Word of her death circulated quickly around the city. Prompting Mayor Ed Lee to declare the city was “heartbroken.”

“She will be tremendously missed,” said Wade who saw the sisters daily. “We’re just praying for Marian, that she will carry on.”

Vivian Brown was the older of the two sisters -- eight minutes older-- she was fond of saying. She and her sister moved to San Francisco more than 40 years ago from Michigan.

They were always seen walking together, decked out in fashionable matching outfits, greeting visitors and locals with unison hellos.

“They’d wander all over town extremely well-dressed and cheerful,” said former San Francisco Mayor Willie Brown.

The twins often appeared in advertisements and commercials, serving as unofficial ambassadors for the City by the Bay.

The late San Francisco columnist Herb Caen often mentioned the twins in his column, bestowing on them the kind of status reserved for the most revered icons.

“This city is made up of icons. This city is made up of historical spots,” said Brown.

“The Brown twins represented a part of that.” Vivian’s death left an absence in the many haunts she and her sister frequented downtown.

In Scala’s restaurant in Union Square, a small bronze plaque inscribed with “Brown Twins” sat over table 54.

“Saturday 7 p.m.” the sign read – referring to the twin’s standing.

“It’s almost like they’re stars,” said Scala’s pastry chef Timothy Nugent. “So you almost feel like ‘Can I say hello? Can I not say hello?’ And they will say hello first so it doesn’t matter.”

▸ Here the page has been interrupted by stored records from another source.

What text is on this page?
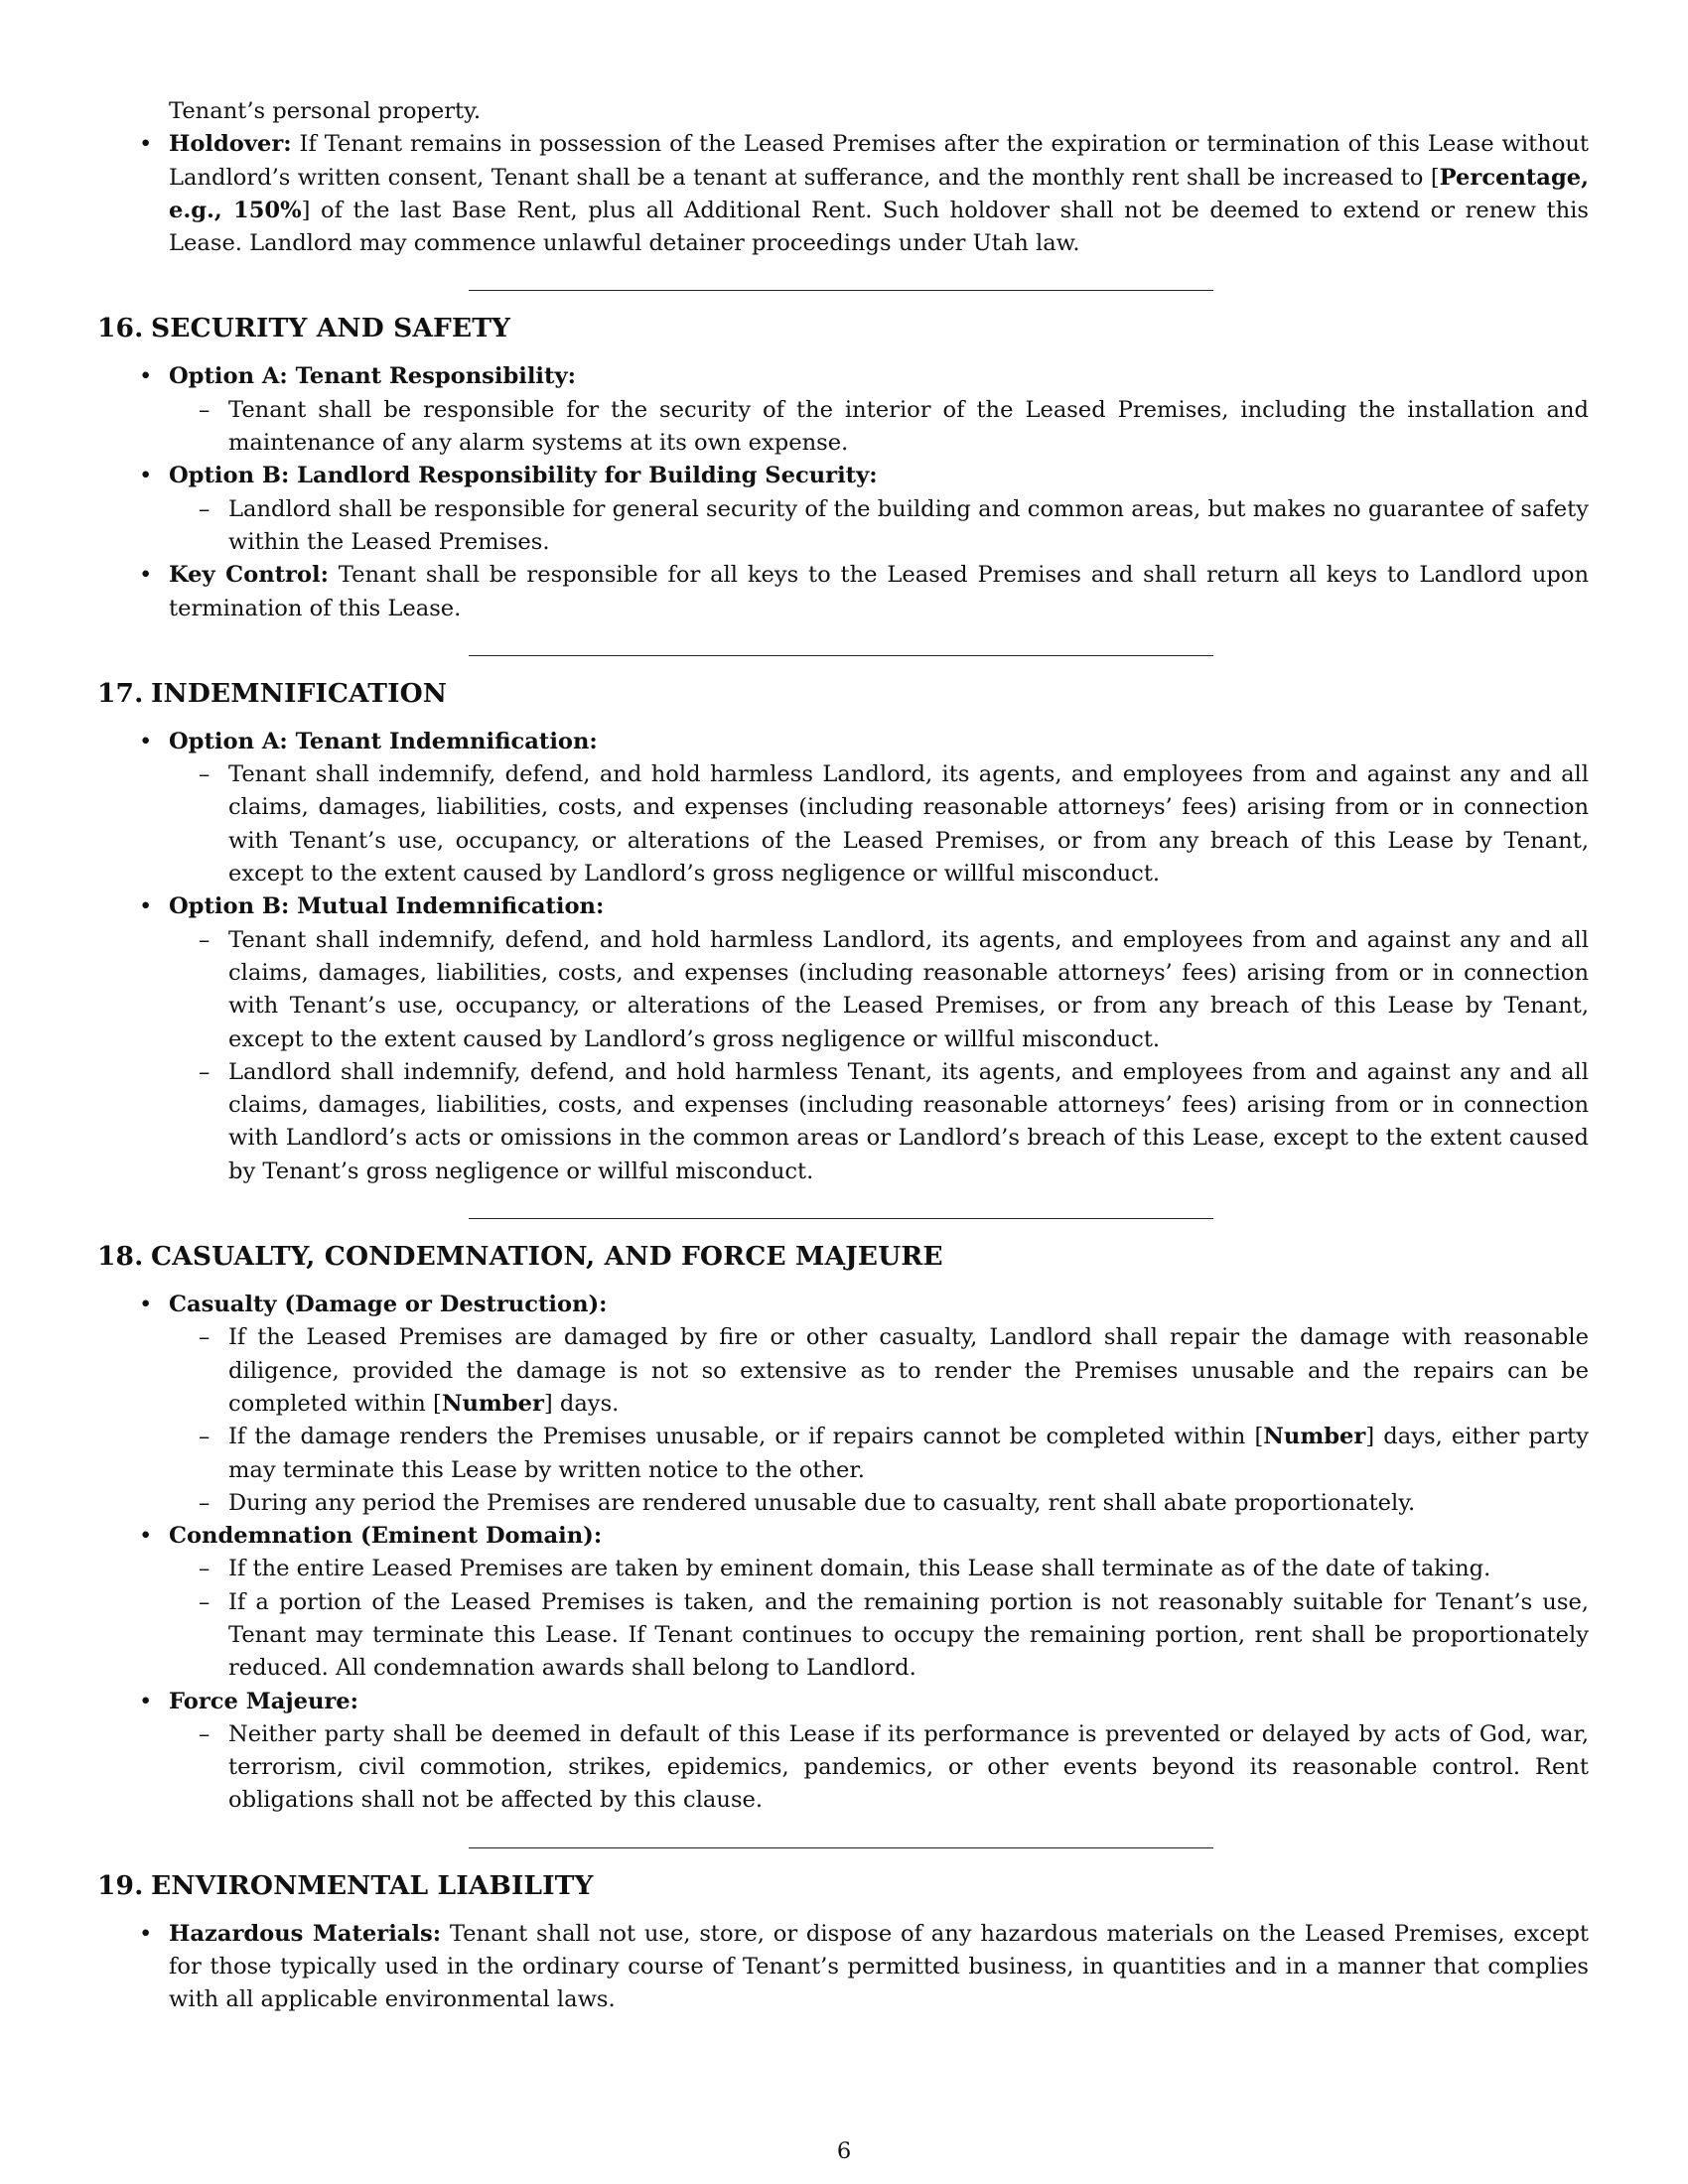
Tenant’s personal property.
• Holdover: If Tenant remains in possession of the Leased Premises after the expiration or termination of this Lease without Landlord’s written consent, Tenant shall be a tenant at sufferance, and the monthly rent shall be increased to [Percentage, e.g., 150%] of the last Base Rent, plus all Additional Rent. Such holdover shall not be deemed to extend or renew this Lease. Landlord may commence unlawful detainer proceedings under Utah law.
16. SECURITY AND SAFETY
• Option A: Tenant Responsibility:
– Tenant shall be responsible for the security of the interior of the Leased Premises, including the installation and maintenance of any alarm systems at its own expense.
• Option B: Landlord Responsibility for Building Security:
– Landlord shall be responsible for general security of the building and common areas, but makes no guarantee of safety within the Leased Premises.
• Key Control: Tenant shall be responsible for all keys to the Leased Premises and shall return all keys to Landlord upon termination of this Lease.
17. INDEMNIFICATION
• Option A: Tenant Indemnification:
– Tenant shall indemnify, defend, and hold harmless Landlord, its agents, and employees from and against any and all claims, damages, liabilities, costs, and expenses (including reasonable attorneys’ fees) arising from or in connection with Tenant’s use, occupancy, or alterations of the Leased Premises, or from any breach of this Lease by Tenant, except to the extent caused by Landlord’s gross negligence or willful misconduct.
• Option B: Mutual Indemnification:
– Tenant shall indemnify, defend, and hold harmless Landlord, its agents, and employees from and against any and all claims, damages, liabilities, costs, and expenses (including reasonable attorneys’ fees) arising from or in connection with Tenant’s use, occupancy, or alterations of the Leased Premises, or from any breach of this Lease by Tenant, except to the extent caused by Landlord’s gross negligence or willful misconduct.
– Landlord shall indemnify, defend, and hold harmless Tenant, its agents, and employees from and against any and all claims, damages, liabilities, costs, and expenses (including reasonable attorneys’ fees) arising from or in connection with Landlord’s acts or omissions in the common areas or Landlord’s breach of this Lease, except to the extent caused by Tenant’s gross negligence or willful misconduct.
18. CASUALTY, CONDEMNATION, AND FORCE MAJEURE
• Casualty (Damage or Destruction):
– If the Leased Premises are damaged by fire or other casualty, Landlord shall repair the damage with reasonable diligence, provided the damage is not so extensive as to render the Premises unusable and the repairs can be completed within [Number] days.
– If the damage renders the Premises unusable, or if repairs cannot be completed within [Number] days, either party may terminate this Lease by written notice to the other.
– During any period the Premises are rendered unusable due to casualty, rent shall abate proportionately.
• Condemnation (Eminent Domain):
– If the entire Leased Premises are taken by eminent domain, this Lease shall terminate as of the date of taking.
– If a portion of the Leased Premises is taken, and the remaining portion is not reasonably suitable for Tenant’s use, Tenant may terminate this Lease. If Tenant continues to occupy the remaining portion, rent shall be proportionately reduced. All condemnation awards shall belong to Landlord.
• Force Majeure:
– Neither party shall be deemed in default of this Lease if its performance is prevented or delayed by acts of God, war, terrorism, civil commotion, strikes, epidemics, pandemics, or other events beyond its reasonable control. Rent obligations shall not be affected by this clause.
19. ENVIRONMENTAL LIABILITY
• Hazardous Materials: Tenant shall not use, store, or dispose of any hazardous materials on the Leased Premises, except for those typically used in the ordinary course of Tenant’s permitted business, in quantities and in a manner that complies with all applicable environmental laws.
6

A picture of the twins was taped to the window of Uncle Vito’s pizza on Nob Hill where the Brown sisters dined nightly on twin pizza slices and red wine. Workers in the pizzeria said Marian Brown continued to dine there without her sister.

Marian didn’t answer calls at her Nob Hill apartment and guards said she wasn’t granting interviews.

But in the streets of Union Square where the twins would turn heads, the absence of the colorful twins in matching leopard fur coats and hats, spoke volumes.